1. Start by sharing the prophecies that tell of Jesus’ birth
2. Focus your children on creating a celebration for baby Jesus.
What kind of cake should we get him?
What would Jesus like as a birth present? (Usually something they can do for others)
3. Help them to focus more on what they can do for other through service rather than buying gifts. This can be an activity you plan or random acts of kindness.
4. For the 4 days leading to d-day read the Christmas story to your children from the four gospels.
5. Explain that Jesus came to make the ultimate act of service, with a call for them to serve instead of giving mother and daddy gifts. We teach by example, if we are all about the gifts our children will be too.
6. Eliminate the greed of the Santa myth by explaining the story of the real Saint Nicholas. We always told the boys that it was their responsibility to be Santa for a less fortunate child where by continuing the charity work of Saint Nicholas.
7. Focus more on enjoying and planning fun times together and less on shopping. Have your priorities in order, if you are spending most of you time trying to find that perfect gift, your children will know what is most important.

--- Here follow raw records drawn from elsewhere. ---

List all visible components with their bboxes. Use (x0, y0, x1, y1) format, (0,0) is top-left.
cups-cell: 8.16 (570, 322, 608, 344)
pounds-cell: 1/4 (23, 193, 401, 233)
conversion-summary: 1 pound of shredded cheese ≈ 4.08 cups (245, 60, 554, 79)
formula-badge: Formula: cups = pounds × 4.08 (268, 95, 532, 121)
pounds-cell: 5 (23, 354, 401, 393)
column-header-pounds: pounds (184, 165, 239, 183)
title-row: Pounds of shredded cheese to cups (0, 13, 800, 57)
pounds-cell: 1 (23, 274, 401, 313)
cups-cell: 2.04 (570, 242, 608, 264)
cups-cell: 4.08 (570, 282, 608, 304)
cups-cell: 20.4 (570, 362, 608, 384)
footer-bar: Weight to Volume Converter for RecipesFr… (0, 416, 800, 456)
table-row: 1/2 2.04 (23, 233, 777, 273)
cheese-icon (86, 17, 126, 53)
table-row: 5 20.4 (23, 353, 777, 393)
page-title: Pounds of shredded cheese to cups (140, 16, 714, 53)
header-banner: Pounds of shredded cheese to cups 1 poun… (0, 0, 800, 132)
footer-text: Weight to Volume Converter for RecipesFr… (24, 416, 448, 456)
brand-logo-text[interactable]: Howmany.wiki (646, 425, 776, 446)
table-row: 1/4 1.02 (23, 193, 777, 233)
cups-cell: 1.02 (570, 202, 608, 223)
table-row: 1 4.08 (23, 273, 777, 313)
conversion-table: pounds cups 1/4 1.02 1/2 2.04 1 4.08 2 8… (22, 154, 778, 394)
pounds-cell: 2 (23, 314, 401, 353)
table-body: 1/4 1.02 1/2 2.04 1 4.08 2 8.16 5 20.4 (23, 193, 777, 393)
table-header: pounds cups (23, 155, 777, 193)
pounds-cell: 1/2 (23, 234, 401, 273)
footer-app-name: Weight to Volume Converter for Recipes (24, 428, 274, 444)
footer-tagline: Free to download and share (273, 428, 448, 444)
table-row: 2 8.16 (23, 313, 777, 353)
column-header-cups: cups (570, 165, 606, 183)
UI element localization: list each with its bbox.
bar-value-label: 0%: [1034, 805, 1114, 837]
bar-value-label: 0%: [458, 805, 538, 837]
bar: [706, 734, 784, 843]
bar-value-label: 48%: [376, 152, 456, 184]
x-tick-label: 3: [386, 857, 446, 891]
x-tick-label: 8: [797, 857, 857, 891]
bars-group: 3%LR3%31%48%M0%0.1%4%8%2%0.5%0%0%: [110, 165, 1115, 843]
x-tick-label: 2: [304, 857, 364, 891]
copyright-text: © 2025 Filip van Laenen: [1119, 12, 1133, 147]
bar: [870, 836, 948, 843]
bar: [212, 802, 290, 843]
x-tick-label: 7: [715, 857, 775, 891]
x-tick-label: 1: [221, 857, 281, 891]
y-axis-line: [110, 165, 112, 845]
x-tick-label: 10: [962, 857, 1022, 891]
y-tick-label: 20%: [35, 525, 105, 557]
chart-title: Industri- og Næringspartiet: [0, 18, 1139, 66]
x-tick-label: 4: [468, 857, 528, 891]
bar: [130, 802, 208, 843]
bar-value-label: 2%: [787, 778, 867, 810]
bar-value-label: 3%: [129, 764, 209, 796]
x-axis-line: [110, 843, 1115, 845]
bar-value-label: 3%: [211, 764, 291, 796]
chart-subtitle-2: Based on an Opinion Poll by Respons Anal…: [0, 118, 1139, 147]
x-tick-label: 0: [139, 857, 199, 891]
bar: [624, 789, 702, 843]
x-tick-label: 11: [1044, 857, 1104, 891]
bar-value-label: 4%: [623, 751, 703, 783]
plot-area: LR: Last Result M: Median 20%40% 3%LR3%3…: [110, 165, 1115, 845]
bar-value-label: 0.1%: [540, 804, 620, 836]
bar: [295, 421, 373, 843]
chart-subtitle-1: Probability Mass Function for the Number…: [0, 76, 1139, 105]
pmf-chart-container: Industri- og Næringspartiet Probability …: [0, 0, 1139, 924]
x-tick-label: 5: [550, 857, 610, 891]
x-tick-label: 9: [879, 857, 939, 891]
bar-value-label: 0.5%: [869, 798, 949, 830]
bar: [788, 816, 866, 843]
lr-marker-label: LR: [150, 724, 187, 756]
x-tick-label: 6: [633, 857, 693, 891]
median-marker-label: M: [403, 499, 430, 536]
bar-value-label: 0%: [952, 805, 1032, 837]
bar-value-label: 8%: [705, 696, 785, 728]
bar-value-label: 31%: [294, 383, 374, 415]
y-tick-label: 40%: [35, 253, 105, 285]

8. This is also a great time to start a family tradition. Our boys camp out on Christmas Eve in the living room, with hot chocolate and some treat. It’s a great way to enjoy the Christmas tree lights and the boys still ask to do it every year. I started doing this when my oldest was two.
9. Do not feel locked into the December 25 date, life happens. This year we are decorating our tree on December 29 so that we can have what the boys are calling New Christmas. We are having a small Christmas celebration in our home on New Year eve. I will try to have the boys stay us past midnight, if I can keep my eyes open. This will be a first. No one knows when Jesus was born so you celebration should be based on your life.
10. The best way to keep Christ in CHRISTmas is to obey 1 Peter 4:8 and love your family deeply.